10:22 AM ET
Tom VanHaarenESPN Staff Writer
- ESPN staff writer
- Joined ESPN in 2011
- Graduated from Central Michigan
While Tom Brady is breaking records on the field, he continues to break records off the field as well. Brady’s rookie card sold in March for $1.32 million, believed to be a record high for any football card, and now the same type of card has blown past that record, selling for $2.25 million on Friday.
The 2000 Playoff Contenders Championship Rookie Ticket card is autographed and numbered 99 out of 100, meaning only 100 copies of this particular card were produced. The version that sold in March to Fitbit CEO James Park was graded as an 8 with the autograph graded a 10. The card that sold Friday was graded as an 8.5 with a 9 on the autograph, but the buyer for this particular card wishes to stay anonymous.
“I wasn’t shocked (by the price), but I was certainly surprised,” Lelands president Mike Heffner said. “I know the market is headed upward, especially with rare and desirable cards such as that one, but I didn’t really anticipate it. I had an inkling just feeling the performance of the other cards over the past month, it was certainly a possibility but these modern cards are definitely for real.”
Brady’s rookie card broke the record back in March, beating out a Patrick Mahomes card that sold for $861,000 in the beginning of February.
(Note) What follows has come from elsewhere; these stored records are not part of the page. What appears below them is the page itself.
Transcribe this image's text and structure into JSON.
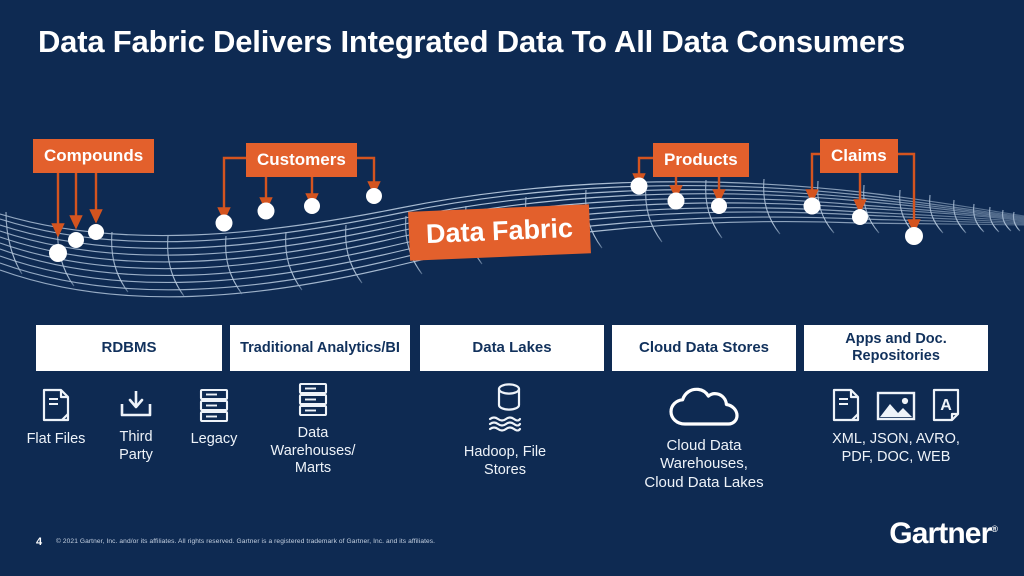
{
  "slide": {
    "title": "Data Fabric Delivers Integrated Data To All Data Consumers",
    "center_tag": "Data Fabric"
  },
  "colors": {
    "background": "#0e2a52",
    "accent_orange": "#e3602c",
    "box_white": "#ffffff",
    "box_text_navy": "#11315c",
    "mesh_line": "#a9bdd4"
  },
  "sources": [
    {
      "label": "Compounds",
      "arrows": 3
    },
    {
      "label": "Customers",
      "arrows": 4
    },
    {
      "label": "Products",
      "arrows": 3
    },
    {
      "label": "Claims",
      "arrows": 3
    }
  ],
  "categories": [
    {
      "title": "RDBMS"
    },
    {
      "title": "Traditional Analytics/BI"
    },
    {
      "title": "Data Lakes"
    },
    {
      "title": "Cloud Data Stores"
    },
    {
      "title": "Apps and Doc. Repositories"
    }
  ],
  "items": [
    {
      "caption": "Flat Files",
      "icons": [
        "document-icon"
      ]
    },
    {
      "caption": "Third Party",
      "icons": [
        "import-download-icon"
      ]
    },
    {
      "caption": "Legacy",
      "icons": [
        "server-rack-icon"
      ]
    },
    {
      "caption": "Data Warehouses/ Marts",
      "icons": [
        "server-rack-icon"
      ]
    },
    {
      "caption": "Hadoop, File Stores",
      "icons": [
        "database-cylinder-icon",
        "water-waves-icon"
      ]
    },
    {
      "caption": "Cloud Data Warehouses, Cloud Data Lakes",
      "icons": [
        "cloud-icon"
      ]
    },
    {
      "caption": "XML, JSON, AVRO, PDF, DOC, WEB",
      "icons": [
        "document-icon",
        "image-icon",
        "text-document-icon"
      ]
    }
  ],
  "footer": {
    "page_number": "4",
    "copyright": "© 2021 Gartner, Inc. and/or its affiliates. All rights reserved. Gartner is a registered trademark of Gartner, Inc. and its affiliates.",
    "logo_text": "Gartner",
    "logo_mark": "®"
  }
}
The 2017 National Treasures autographed Mahomes card was graded a 9 and was one of only five of that specific card. That sale broke the previous record, which was held by another Brady card that sold for $555,988 in January.
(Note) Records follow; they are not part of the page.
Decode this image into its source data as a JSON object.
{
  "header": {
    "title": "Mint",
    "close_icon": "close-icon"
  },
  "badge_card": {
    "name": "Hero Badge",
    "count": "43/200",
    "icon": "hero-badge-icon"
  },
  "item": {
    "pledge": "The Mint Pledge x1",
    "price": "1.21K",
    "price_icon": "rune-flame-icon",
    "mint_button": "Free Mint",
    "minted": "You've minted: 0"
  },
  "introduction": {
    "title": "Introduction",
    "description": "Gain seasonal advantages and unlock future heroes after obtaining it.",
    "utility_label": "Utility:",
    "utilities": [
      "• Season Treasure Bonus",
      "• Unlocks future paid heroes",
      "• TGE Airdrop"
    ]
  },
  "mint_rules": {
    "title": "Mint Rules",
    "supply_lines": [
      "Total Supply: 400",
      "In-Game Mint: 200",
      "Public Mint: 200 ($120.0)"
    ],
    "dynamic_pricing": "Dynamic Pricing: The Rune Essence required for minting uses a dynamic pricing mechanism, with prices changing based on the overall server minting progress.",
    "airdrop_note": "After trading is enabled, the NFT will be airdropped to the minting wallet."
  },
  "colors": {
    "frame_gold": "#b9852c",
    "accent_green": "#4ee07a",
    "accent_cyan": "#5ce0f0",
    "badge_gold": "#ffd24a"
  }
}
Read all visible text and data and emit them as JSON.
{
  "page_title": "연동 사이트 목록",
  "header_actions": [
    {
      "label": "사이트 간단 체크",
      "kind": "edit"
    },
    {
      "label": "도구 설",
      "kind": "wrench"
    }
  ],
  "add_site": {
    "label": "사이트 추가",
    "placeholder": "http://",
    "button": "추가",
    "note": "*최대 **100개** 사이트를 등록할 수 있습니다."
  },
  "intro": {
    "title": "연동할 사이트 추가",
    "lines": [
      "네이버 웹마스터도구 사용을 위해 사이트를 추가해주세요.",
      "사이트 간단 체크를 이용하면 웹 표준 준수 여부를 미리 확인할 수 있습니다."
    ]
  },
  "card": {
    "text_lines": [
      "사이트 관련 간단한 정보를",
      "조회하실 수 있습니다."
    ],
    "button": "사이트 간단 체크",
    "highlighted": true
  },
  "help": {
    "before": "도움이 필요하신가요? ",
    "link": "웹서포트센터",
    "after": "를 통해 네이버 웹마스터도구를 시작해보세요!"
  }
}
The meteoric rise in prices only a few months apart is a perfect example of the boom the sports card industry has experienced over the past year. For the sake of comparison, a higher graded version of this Brady rookie card, a Mint 9 with a 10 grading on the autograph, sold for $400,100 just two years ago.
Now the same card has eclipsed $2 million as prices for rare and expensive sports cards and memorabilia continue to climb.